Die bloße Feststellung der Höhe der vorenthaltenen Gesamtsozialversicherungsbeiträge und der darin enthaltenen Arbeitnehmeranteile, der durch das Vorenthalten geschädigten Krankenkasse sowie der Beitragsmonate genügt demgegenüber nur dann, wenn das Urteil auf Beitragsnachweisen (§ 28f Abs. 3 S. 1 SGB IV) beruht (BGH, Beschluss vom 07.10.2010, 1 StR 424/10, juris = NStZ 2011, 161). Ob dem Urteil solche Beitragsnachweise, also Berechnungen der geschuldeten Sozialversicherungsbeiträge durch den Arbeitgeber, zugrunde liegen, ergibt sich aus den Feststellungen ebenfalls nicht.
3.
Ein dritter Rechtsfehler folgt daraus, dass sich das angefochtene Urteil, obgleich § 266 a StGB ein echtes Unterlassungsdelikt ist (vgl. hierzu: Wiedner in Graf/Jäger/Wittig, Wirtschafts- und Steuerstrafrecht, § 266 a Rn. 41), nicht damit auseinandersetzt, ob den handlungspflichtigen Beitragsschuldnern die Erfüllung der Beitragspflicht möglich und zumutbar war.

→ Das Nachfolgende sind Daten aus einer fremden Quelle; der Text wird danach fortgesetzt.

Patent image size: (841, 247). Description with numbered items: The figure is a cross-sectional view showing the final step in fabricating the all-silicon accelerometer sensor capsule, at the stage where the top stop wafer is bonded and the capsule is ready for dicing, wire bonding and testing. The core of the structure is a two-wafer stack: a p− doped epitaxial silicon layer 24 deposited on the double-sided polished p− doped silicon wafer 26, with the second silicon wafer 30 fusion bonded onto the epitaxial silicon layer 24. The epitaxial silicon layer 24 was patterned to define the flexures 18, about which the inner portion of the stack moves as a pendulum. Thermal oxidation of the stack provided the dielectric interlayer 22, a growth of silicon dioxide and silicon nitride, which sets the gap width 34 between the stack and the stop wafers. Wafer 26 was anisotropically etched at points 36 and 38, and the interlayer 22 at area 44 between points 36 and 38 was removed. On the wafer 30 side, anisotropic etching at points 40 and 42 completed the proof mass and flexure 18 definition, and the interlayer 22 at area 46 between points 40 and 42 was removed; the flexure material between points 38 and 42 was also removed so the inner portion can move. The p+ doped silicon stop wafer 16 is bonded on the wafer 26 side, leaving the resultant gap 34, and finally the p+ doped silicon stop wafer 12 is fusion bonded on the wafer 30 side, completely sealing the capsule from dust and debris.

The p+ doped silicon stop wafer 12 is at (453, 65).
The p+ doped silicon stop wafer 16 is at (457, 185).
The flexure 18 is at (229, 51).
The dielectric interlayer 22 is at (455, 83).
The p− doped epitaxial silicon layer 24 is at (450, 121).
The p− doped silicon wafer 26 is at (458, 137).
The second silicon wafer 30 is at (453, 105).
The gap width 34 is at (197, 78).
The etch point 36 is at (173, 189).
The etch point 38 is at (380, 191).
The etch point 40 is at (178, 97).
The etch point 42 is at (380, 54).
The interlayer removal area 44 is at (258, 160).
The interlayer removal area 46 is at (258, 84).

Das Amtsgericht hätte sich unter diesem Gesichtspunkt mit der Zahlungsfähigkeit der Beitragsschuldner auseinandersetzen müssen, weil die finanzielle Situation beider Unternehmen nach den Feststellungen bereits am 17. Januar 2012 (erfolglose Pfändung des Finanzamts in das Vermögen der GmbH), also vor Fälligkeit sämtlicher Beiträge, schlecht gewesen sein soll.
4.
Dass der Angeklagte die Taten nach den Urteilsfeststellungen „glaubhaft eingeräumt“ hat, führt zu keinem anderen Ergebnis, weil ein Geständnis nicht die Darstellung der rechtlich relevanten Tatsachen ersetzt (BGH, Urteil vom 11.08.2010, 1 StR 199/10, juris, Rn. 13f.).
III.
Wegen der dargelegten Rechtsfehler ist das Urteil des Amtsgerichts Braunschweig mitsamt der Feststellungen gemäß § 353 StPO aufzuheben. Die Sache ist im Um-fang der Aufhebung gemäß § 354 Abs. 2 StPO an eine andere Abteilung des Amtsgerichts zurückzuverweisen.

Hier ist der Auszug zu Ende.